The proprietors of the nickelodeons were generally as seedy as the establishments they operated. They have been referred to as “gypsies and bunco artists.” Often they were first generation immigrants and just as often Jewish. Whatever they were, or wherever they came from, they all shared one thing in common; they were more than happy to take the nickels from the willing hands of their shabby patrons, and in the process many of them became wealthy.

Within a few years movies had established themselves as the preferred entertainment of the common man. Benjamin B. Hampton offers an explanation for the early acceptance of movies by those on the lower end of the social ladder:

“The telegraph, the telephone, the electric light, had created a sensation but they had not entered into the lives of millions of people. The common man and his family still used kerosene lamps; not but the well-to-do had telephones: and the telegram was a form of communication seldom known in the average household except to announce serious illness or death. But this new thing – this ‘living picture’ affair – was not a prosaic tool to reduce labor or to save time; it was not an instrument to create more comfort and luxury for the well-to-do. It was a romantic device to bring entertainment to common people.”

While this is true, it should also be noted that perhaps the main reasons for the popularity of movies was that they were often the most affordable entertainment available to the urban poor.

Looking back, it is no wonder that the respectable folk, who, as we have noted, had many more entertainment options, began to consider Nickelodeons a social problem. They referred to them as “cheap show for cheap people.” Some were saying that they ought to be shut down. Others were calling for their regulation. The church joined the battle, adding “movie going” to its list of “worldly amusements.” But, while the respectable and religious moralized, complained and censored, the urban poor and the simple people in the small towns of America continued to go to the movies. The elect might find them repulsive, but as Griffith and Mayer point out, “there were plenty of the unelected, and they kept coming.”
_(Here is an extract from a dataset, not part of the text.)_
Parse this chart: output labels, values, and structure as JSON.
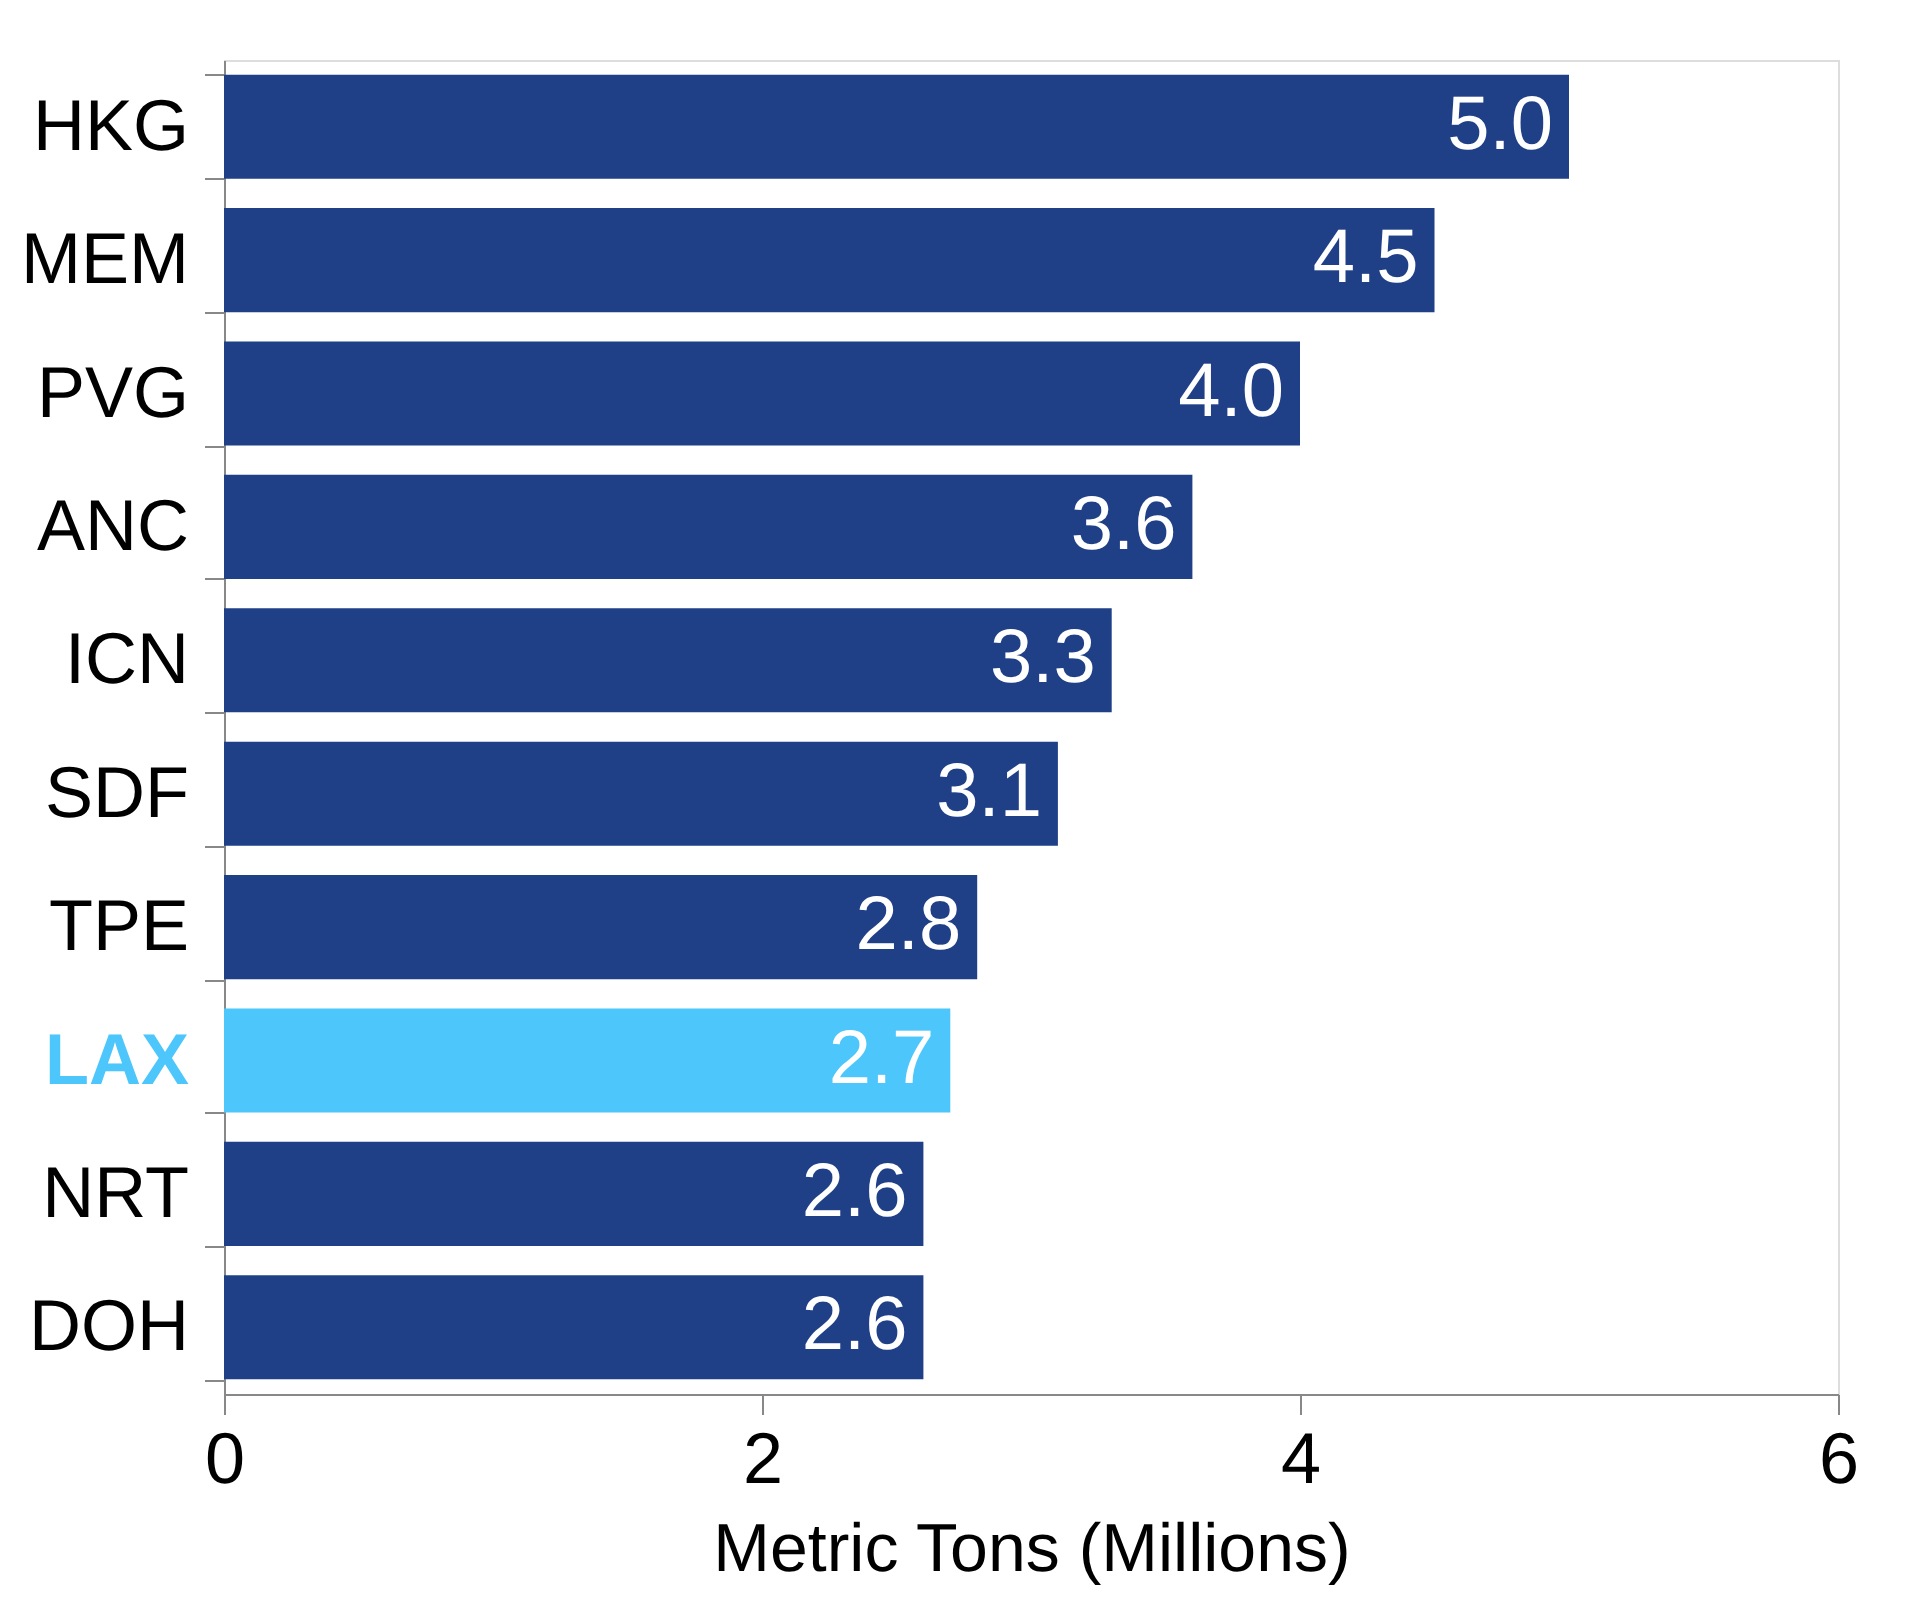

As for the films, even with the improvements, spurred by the creativity of Melies and others, the motion pictures of the early 1900s were still not “movies” in the modern sense of the word. It was left to movie pioneer, Edwin S. Porter to invent the “modern” motion picture.

Porter began his film making career as a cameraman for the Edison Company. He rose to become the foremost director of the Nickelodeon age and continued to enjoy prominence in the industry until his retirement in 1915.
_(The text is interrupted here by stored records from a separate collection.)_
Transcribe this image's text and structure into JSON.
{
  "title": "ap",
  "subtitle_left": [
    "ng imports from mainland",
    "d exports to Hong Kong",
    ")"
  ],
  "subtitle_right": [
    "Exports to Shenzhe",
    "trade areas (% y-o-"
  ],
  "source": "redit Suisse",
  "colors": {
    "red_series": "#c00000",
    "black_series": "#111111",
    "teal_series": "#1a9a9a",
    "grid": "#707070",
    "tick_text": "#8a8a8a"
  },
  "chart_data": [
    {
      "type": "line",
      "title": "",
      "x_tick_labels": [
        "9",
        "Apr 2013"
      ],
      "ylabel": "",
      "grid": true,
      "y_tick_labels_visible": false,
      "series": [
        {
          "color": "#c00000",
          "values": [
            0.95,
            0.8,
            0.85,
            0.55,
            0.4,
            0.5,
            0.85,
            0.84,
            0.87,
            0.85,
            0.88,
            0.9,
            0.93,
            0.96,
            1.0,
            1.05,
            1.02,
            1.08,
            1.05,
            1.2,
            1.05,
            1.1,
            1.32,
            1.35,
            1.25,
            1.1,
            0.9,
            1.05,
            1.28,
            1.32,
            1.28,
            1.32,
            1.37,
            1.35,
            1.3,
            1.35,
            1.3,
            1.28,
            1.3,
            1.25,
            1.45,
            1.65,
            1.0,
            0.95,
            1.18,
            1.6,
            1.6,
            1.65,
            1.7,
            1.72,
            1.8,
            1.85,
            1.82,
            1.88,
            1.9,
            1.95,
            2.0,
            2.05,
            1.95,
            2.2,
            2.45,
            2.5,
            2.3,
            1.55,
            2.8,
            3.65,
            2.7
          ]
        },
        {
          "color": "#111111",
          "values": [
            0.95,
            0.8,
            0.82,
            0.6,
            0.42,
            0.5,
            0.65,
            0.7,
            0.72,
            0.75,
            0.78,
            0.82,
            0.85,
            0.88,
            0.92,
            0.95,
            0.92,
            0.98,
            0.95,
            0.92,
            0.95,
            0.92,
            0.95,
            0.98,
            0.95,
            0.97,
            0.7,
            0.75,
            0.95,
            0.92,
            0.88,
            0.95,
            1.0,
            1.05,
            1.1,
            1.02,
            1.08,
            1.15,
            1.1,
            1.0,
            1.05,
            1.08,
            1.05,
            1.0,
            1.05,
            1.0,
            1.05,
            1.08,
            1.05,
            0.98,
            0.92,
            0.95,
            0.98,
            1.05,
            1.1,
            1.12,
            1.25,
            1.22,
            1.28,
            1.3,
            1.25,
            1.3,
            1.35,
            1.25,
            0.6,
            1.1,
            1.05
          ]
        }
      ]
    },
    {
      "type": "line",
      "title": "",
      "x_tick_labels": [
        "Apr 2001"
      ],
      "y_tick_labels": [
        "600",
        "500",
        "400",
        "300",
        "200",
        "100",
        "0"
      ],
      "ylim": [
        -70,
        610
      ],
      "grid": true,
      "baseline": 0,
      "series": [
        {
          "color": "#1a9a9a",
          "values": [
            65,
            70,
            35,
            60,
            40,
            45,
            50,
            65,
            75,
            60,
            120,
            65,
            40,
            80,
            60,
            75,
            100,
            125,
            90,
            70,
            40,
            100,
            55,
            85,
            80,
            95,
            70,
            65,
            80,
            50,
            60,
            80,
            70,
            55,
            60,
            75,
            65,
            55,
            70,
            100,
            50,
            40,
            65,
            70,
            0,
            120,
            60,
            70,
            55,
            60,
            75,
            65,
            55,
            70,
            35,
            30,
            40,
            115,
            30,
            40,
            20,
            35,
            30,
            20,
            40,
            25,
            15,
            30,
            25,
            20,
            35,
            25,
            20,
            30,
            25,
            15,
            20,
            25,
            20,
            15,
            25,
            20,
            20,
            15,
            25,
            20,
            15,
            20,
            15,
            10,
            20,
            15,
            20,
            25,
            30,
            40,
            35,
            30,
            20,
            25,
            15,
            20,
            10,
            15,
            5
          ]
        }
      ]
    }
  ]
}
Porter’s films, like those of Melies before him, told stories. But unlike Melies, who told his stories as though they were stage plays, Porter introduced cinematic devices such as “cross-cutting,” which enabled him to string the various scenes of his productions into continuing narratives.

The first film he produced using these new methods was “The Life of an American Fireman”; but it was his second effort, “The Great Train Robbery” (1903), that arrested the attention of the movie going public.

“The Great Train Robbery” has sometimes been referred to as “The first real movie.

” Filmed in New Jersey, it was a saga of crime in the old West. As the movie reached its climax, for no apparent reason, one of the actors stared into the camera, raised his gun, and fired it at the audience. This unusual ending was probably an attempt to thrill the viewers. It achieved its purpose. When the gun was fired girls screamed, hearts skipped a beat, people jumped — then — the relieved audience breathed a collective sigh of relief and let out a few nervous laughs as they realized that the bullet had not connected.” (Griffith and Mayer)

But they were wrong — the bullet had made an impact and the reaction of the audience proved it.

Perhaps the reason “The Great Train Robbery” has been hailed as the first real movie is that through its fast moving story and unusual ending it drew the audience into the movie going experience as never before. For the first time the audience was invited to became a part of the fantasy, and once drawn in they were uniquely impacted. 

Though he had not intended to do so, Edwin Porter’s creative conclusion to “The Great Train Robbery” has created a fitting symbol for the motion picture industry itself. Porter and all of the others who would follow him, would constantly fire loaded guns at their audiences. Their guns were the movies they produced, their bullets were the ideas and values which they wrapped in the images they projected. The better the images, the more powerful the impact. It would soon become apparent that ideas communicated in this fashion were more powerful than anyone could have anticipated.